Your index.php is not really an application. The application is your Apache or nginx or even PHP's own server.
Because Docker uses features not available in the Windows core, you are running it inside an actual virtual machine. The only purpose for that would be training or preparing images for your real server environment.
There are two main concepts you need to understand for Docker: Images and Containers.
An image is a template composed of layers. Each layer contains only the differences between the previous layer and some offline system information.
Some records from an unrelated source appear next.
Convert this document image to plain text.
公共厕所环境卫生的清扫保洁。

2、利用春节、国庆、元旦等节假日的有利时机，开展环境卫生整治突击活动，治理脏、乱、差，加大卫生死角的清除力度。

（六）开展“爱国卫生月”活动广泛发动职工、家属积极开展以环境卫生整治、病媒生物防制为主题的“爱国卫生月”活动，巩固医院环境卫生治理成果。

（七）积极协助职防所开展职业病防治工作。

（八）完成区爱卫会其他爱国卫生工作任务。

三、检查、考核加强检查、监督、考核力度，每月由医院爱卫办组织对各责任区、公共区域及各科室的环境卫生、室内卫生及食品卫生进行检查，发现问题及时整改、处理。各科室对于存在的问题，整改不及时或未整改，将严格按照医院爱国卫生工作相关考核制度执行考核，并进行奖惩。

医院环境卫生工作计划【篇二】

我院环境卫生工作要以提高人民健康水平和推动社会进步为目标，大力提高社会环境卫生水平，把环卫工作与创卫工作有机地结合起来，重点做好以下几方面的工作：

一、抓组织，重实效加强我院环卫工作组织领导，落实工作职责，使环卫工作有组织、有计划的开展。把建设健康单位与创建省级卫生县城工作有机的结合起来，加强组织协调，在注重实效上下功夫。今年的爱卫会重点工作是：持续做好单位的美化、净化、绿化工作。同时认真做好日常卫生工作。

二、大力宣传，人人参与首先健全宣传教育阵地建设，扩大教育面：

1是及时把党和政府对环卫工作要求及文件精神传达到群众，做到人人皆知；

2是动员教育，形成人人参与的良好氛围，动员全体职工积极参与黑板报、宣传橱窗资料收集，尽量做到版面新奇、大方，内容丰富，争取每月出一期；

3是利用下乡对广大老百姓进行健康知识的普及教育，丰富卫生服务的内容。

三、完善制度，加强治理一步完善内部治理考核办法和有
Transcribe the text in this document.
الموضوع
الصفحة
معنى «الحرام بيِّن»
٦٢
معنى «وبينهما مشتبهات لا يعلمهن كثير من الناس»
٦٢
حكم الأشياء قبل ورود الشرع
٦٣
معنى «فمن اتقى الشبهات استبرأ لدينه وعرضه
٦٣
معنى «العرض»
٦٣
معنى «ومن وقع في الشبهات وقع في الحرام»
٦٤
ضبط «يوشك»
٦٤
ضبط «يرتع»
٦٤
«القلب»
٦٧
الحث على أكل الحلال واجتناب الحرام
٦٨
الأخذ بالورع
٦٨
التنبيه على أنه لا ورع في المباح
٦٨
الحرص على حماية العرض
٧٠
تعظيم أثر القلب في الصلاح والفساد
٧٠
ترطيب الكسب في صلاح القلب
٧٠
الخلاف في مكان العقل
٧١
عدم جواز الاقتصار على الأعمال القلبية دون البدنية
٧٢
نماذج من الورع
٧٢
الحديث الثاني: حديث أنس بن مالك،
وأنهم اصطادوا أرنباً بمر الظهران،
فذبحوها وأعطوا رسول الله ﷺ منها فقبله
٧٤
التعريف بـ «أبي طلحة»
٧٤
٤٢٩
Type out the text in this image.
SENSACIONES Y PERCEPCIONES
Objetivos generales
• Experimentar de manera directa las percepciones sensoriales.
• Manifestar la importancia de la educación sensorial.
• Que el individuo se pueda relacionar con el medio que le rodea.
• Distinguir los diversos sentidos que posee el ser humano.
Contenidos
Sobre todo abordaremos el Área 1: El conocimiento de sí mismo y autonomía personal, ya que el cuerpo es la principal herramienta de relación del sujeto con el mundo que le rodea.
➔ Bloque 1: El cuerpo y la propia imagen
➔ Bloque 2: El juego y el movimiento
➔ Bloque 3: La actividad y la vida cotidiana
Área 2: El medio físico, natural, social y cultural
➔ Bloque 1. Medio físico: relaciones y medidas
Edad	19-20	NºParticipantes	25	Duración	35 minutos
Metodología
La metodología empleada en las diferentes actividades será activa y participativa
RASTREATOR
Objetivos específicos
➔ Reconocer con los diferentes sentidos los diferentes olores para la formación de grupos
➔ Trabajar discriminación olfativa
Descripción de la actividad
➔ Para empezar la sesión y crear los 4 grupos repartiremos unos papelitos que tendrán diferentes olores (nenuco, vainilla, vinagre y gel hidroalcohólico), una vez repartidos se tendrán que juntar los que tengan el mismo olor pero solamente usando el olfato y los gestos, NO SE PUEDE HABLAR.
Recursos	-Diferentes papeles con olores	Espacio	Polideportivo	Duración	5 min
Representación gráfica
Each layer is fact an image. You should always make your image from an existing base, using the FROM directive in the Dockerfile (Reference docs at time of edit. Jan Vladimir Mostert's link is now a 404).
A container is an instance of an image, that has run or is currently running. When creating a container (a.k.a. running an image), you can map an internal directory from it to the outside. If there are files in both locations, the external directory override the one inside the image, but those files are not lost. To recover them you can commit a container to an image (preferably after stopping it), then launch a new container from the new image, without mapping that directory.
You'll need to build a docker image first, using a dockerFile, you'd probably setup apache on it, tell the dockerFile to copy your index.php file into your apache and expose a port.
See http://docs.docker.com/reference/builder/
See my other question for an example of a docker file:
Switching users inside Docker image to a non-root user (this is for copying over a .war file into tomcat, similar to copying a .php file into apache)
First off, you need to choose a platform to run your application (for instance, Ubuntu). Then install all the system tools/libraries necessary to run your application. This can be achieved by Dockerfile. Then, push Dockerfile and app to git or Bitbucket. Later, you can auto-build in the docker hub from github or Bitbucket. The later part of this tutorial here has more on that. If you know the basics just fast forward it to 50:00.